Why is "1,2,3" parsed as 123 by Java's en-US DecimalFormat?

161 views Asked by At

Parsing "1,2,3" using the en-US's decimal format results in the number 123.

import java.text.*;
import java.util.Locale;

public class Main{

    public static void main(String[] args) throws ParseException {

        final String text = "1,2,3";
        final int weirdResult = 123;

        final NumberFormat usDecimalFormat = DecimalFormat.getNumberInstance(Locale.US);
        final Number parsedNumber = usDecimalFormat.parse(text);

        if(parsedNumber.doubleValue() == weirdResult){
            System.out.println(text + " is bizarrely parsed as " + weirdResult);
        } else {
            System.out.println(text + " is parsed as " + parsedNumber);
        }
    }
}

Run on Ideone

The above code actually prints 1,2,3 is bizarrely parsed as 123.

How is "1,2,3" a valid number and why its value is 123?

2

There are 2 answers

4
Rogue On

DecimalFormat has an internal method, #subparse, which takes care of interpreting separators and other special characters (dependent on the Locale that you have passed in). It will track the characters of interest (like digits, the decimal separator, or currency symbols), but of particular interest is how "grouping separators" (e.g. , in UK, . in France) are handled when doing this parse:

char grouping = symbols.getGroupingSeparator();
//...
for (; position < text.length(); ++position) {
    char ch = text.charAt(position);
    //...
    } else if (!isExponent && ch == grouping && isGroupingUsed()) {
        if (sawDecimal) {
            break;
        }
        // Ignore grouping characters, if we are using them, but
        // require that they be followed by a digit.  Otherwise
        // we backup and reprocess them.
        backup = position;
    } //...
}

Source: DecimalFormat.java:2290 (Note: The above was refactored into #subparseNumber as of JDK 12)
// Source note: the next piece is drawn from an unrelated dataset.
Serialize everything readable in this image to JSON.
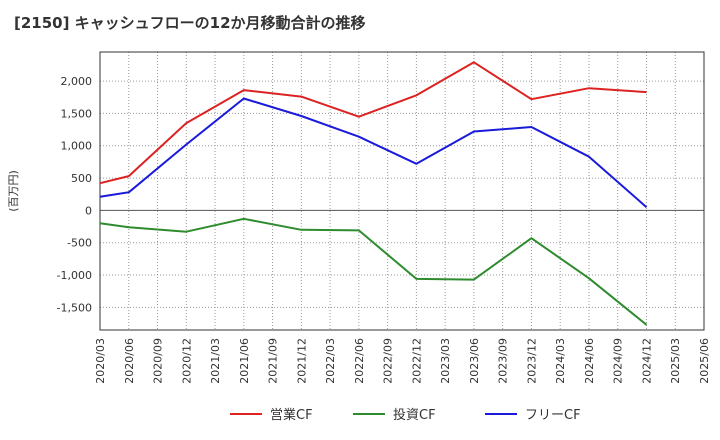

Note the break means to finish parsing the number, and the lack of appending to digitList means they effectively ignore these grouping separators. Further, the ignoring of these grouping separators is not dependent on how many digits have been parsed since the last separator. The only conditional based on previous separators is if the grouping separator appears after the decimal separator, hence the break.

2
Stephen C On

This explains "how" the parsing code does that. But not "why". Is it a bug? Is "1,2,3" a valid number?

The why is that they decided to treat the "grouping" character (which in EN locales is ',') leniently when parsing. After all, the use of grouping characters ... and the number of digits in the groups ... are only conventions. Lenient parsing is generally a good idea when dealing with inputs whose meaning is not ambiguous. (Though that is debatable here.)

Basically, in most contexts the grouping character is quietly ignored when parsing. The javadoc for the DecimalFormat.parse method doesn't mention this. However, the javadoc is largely silent on the format that the method accepts, so the behavior is not inconsistent with the documentation.

This was reported as bug JDK-7049000 against Java 6 back in 2011, but you can see the bug report has received no attention.

And here's the problem. If they did try to do something to fix this bug / feature, the fix would be liable to cause problems for existing applications. These apps could reject inputs that they previously accepted ... for no particularly good reason from the users' point of view.


So, my advice would be to accept DecimalFormat for what it is. If you particularly don't want to accept numbers with grouping characters:

  • use DecimalFormal.setDecimalFormatSymbols to set the grouping separator to some character that can never appear, or

  • validate or split your input numbers with (say) a regex prior to parsing them.